Title: Multinomial Naive Bayes Classifier
Slug: multinomial_naive_bayes_classifier
Summary: How to train a Multinomial naive bayes classifer in Scikit-Learn
Date: 2017-09-22 12:00
Category: Machine Learning
Tags: Naive Bayes
Authors: Chris Albon

Multinomial naive Bayes works similar to Gaussian naive Bayes, however the features are assumed to be multinomially distributed. In practice, this means that this classifier is commonly used when we have discrete data (e.g. movie ratings ranging 1 and 5).

Preliminaries


In [1]:
# Load libraries
import numpy as np
from sklearn.naive_bayes import MultinomialNB
from sklearn.feature_extraction.text import CountVectorizer

Create Text Data


In [2]:
# Create text
text_data = np.array(['I love Brazil.
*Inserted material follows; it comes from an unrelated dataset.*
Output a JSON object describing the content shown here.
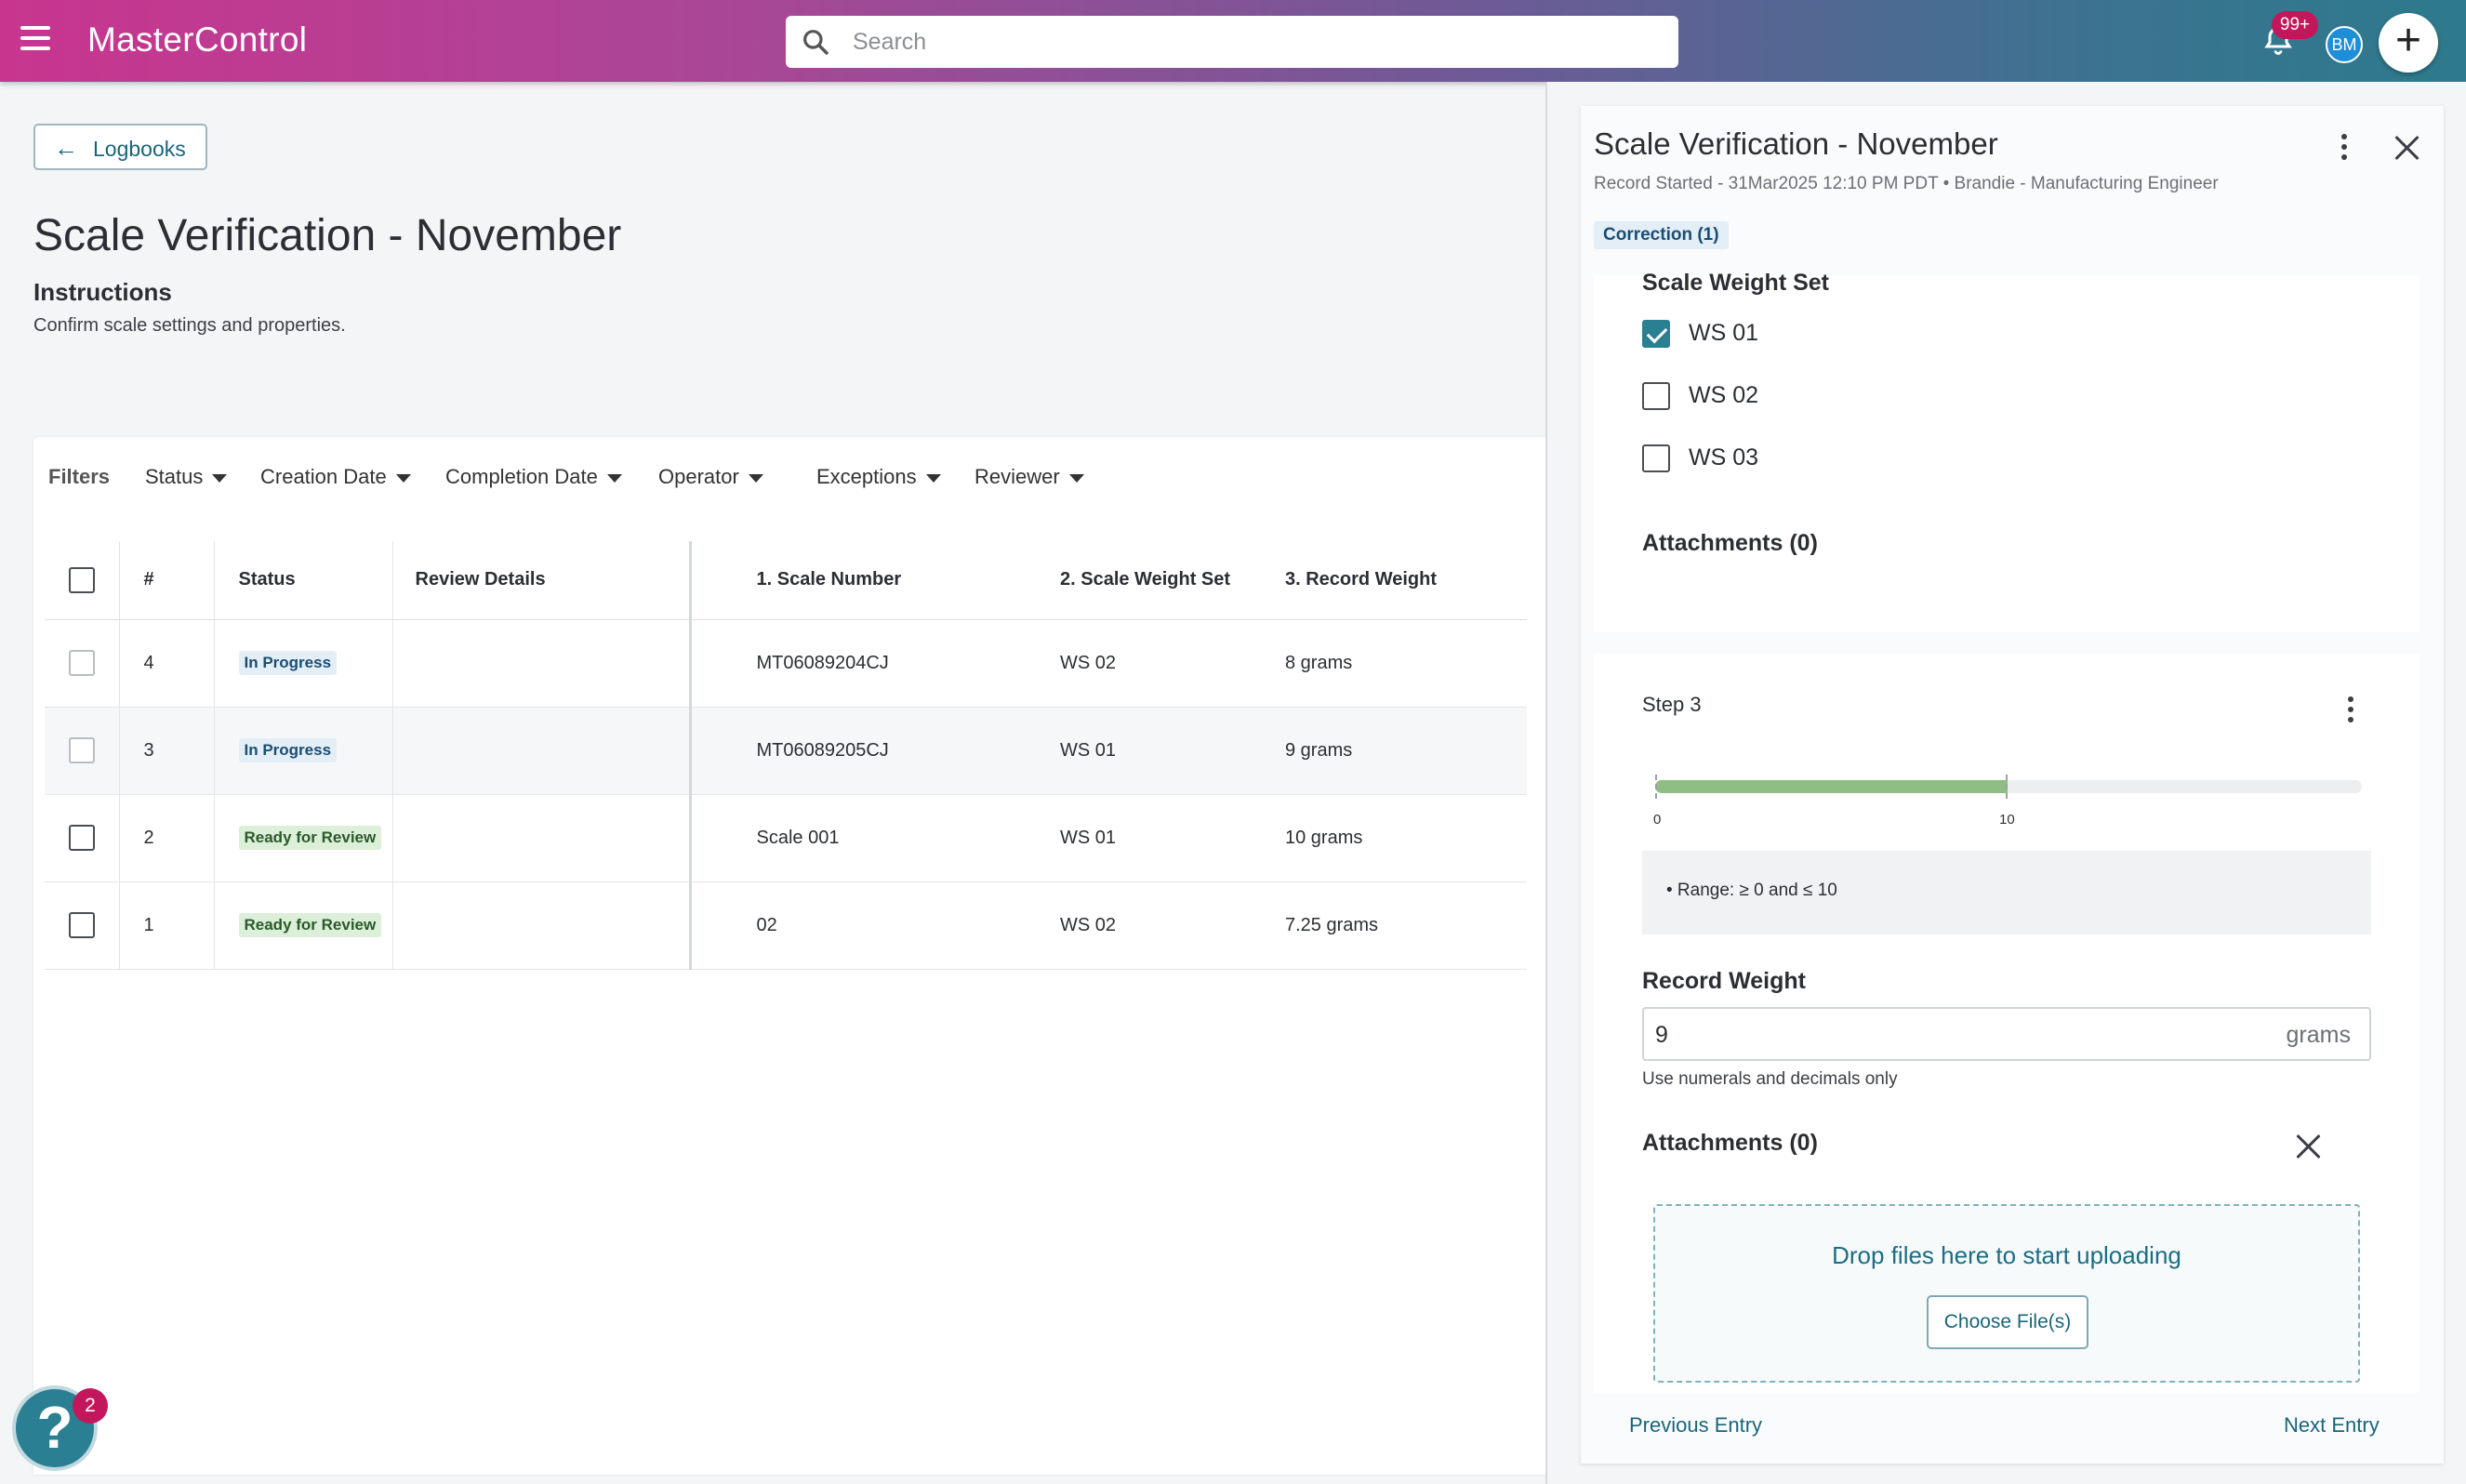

Brazil!',
                      'Brazil is best',
                      'Germany beats both'])

Create Bag Of Words


In [3]:
# Create bag of words
count = CountVectorizer()
bag_of_words = count.fit_transform(text_data)

# Create feature matrix
X = bag_of_words.toarray()

Create Target Vector


In [4]:
# Create target vector
y = np.array([0,0,1])

Train Multinomial Naive Bayes Classifier


In [5]:
# Create multinomial naive Bayes object with prior probabilities of each class
clf = MultinomialNB(class_prior=[0.25, 0.5])

# Train model
model = clf.fit(X, y)

Create Previously Unseen Observation


In [6]:
# Create new observation
new_observation = [[0, 0, 0, 1, 0, 1, 0]]

Predict Observation's Class


In [7]:
# Predict new observation's class
model.predict(new_observation)


Out[7]:
array([0])